Em diálogo com a dinâmica das favelas, a descoberta dos morros, do samba e da arte das ruas, tal idéia de Oiticica sintetizada no penetrável já tinha começado com a criação do Parangolé, em 1964. A exposição apresenta cinco Parangolés do artista, que o público também poderá vestir. De acordo com um dos curadores, Maurício Coutinho, a exposição contempla também a famosa bandeira Seja Marginal, Seja Herói (1968), na qual era utilizada a foto de um bandido morto como base para uma estampa. O artista pernambucano Paulo Bruscky também trouxe matérias de seu acervo pessoal, como correspondências e fotografias inéditas de Oiticica feitas em Recife, quando ele apresentou os parangolés.

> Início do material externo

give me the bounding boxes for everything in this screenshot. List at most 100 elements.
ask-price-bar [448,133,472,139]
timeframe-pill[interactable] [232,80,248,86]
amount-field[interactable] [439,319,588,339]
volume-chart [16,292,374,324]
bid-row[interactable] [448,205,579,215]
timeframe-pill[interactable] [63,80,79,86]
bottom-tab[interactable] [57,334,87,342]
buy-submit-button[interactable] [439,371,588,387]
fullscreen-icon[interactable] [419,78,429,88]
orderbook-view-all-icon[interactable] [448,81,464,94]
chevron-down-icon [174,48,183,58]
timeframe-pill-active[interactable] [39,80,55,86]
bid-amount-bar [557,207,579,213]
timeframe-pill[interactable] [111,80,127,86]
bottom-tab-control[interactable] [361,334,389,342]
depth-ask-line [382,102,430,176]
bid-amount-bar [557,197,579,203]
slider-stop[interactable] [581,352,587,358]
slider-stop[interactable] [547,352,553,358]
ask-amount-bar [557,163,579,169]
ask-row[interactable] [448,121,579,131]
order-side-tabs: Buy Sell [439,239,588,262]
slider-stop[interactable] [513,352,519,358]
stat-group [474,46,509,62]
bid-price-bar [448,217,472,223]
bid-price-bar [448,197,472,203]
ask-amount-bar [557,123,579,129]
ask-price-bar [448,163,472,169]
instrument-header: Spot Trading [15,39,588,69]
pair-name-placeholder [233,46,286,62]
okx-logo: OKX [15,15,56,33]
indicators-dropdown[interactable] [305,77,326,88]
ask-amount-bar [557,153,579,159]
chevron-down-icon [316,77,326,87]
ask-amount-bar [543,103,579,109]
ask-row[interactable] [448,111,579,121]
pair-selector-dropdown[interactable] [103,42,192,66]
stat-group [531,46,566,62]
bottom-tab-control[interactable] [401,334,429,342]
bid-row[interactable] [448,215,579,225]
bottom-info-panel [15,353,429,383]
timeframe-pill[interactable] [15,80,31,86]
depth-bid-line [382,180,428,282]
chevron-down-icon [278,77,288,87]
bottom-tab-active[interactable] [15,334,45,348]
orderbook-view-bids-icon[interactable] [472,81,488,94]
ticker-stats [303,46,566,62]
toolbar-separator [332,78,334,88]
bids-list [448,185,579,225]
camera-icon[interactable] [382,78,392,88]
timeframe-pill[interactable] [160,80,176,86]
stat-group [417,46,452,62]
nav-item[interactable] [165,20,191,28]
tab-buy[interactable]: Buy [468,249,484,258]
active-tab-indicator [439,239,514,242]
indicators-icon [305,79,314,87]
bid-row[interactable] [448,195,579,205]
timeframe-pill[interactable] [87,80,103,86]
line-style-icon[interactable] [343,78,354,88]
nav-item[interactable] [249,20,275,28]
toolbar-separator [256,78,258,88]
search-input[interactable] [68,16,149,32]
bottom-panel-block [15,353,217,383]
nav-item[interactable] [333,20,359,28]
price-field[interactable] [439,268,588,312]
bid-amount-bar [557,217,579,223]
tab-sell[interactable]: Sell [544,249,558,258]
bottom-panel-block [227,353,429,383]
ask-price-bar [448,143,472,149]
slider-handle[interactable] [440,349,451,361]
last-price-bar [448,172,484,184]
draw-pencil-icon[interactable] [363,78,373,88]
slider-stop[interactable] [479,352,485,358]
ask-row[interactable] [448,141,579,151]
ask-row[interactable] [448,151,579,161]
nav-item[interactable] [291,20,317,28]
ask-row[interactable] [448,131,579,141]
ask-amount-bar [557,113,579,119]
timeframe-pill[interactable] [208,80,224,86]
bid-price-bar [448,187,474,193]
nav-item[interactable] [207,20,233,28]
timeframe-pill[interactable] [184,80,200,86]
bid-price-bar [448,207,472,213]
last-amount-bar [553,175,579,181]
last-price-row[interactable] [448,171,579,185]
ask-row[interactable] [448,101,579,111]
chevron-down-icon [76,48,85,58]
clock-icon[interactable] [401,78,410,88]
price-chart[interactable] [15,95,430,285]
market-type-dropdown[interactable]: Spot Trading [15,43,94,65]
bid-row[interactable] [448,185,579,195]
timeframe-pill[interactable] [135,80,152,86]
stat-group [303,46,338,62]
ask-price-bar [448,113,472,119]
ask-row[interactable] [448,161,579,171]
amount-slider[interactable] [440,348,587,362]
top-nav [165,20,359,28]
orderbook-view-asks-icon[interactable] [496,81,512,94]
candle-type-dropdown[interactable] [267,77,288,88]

Apesar da predominância de trabalhos do Hélio, a exposição também abrange outros artistas do movimento tropicalista, como quatro desenhos do cenário feito por Hélio Eichbauer para o espetáculo O Rei da Vela, com texto de Oswald de Andrade e direção de José Celso Martinez, além da coleção de fotografias feitas por Ivan Cardoso das principais personalidades da época. "Como homenagem à tropicália, procuramos fazer um pequeno recorte de alguns trabalhos pontuais, já que o mais importante será o debate em torno do que foi o movimento". A exposição faz parte de projeto mais amplo do CCBN, que acontece durante o mês de novembro (veja coordenada). "É a primeira vez que as obras de Hélio Oiticica chegam ao Nordeste. Ele representou a passagem da arte moderna para a contemporânea no Brasil. É o momento em que o Brasil descobre uma arte para si mesmo", pontua Solon Ribeiro, também curador da exposição.


SERVIÇO

Tropicália: o Brasil em Transe - Programação especial em homenagem aos 40 anos de tropicalismo, no Centro Cultural Banco do Nordeste (rua Floriano Peixoto, 941 - Centro). Amanhã, às 20h, abertura da exposição. Às 18h30, Jorge Mautner participa do seminário avançado de arte O Movimento Tropicalista. Grátis. Info.: 3464.3108.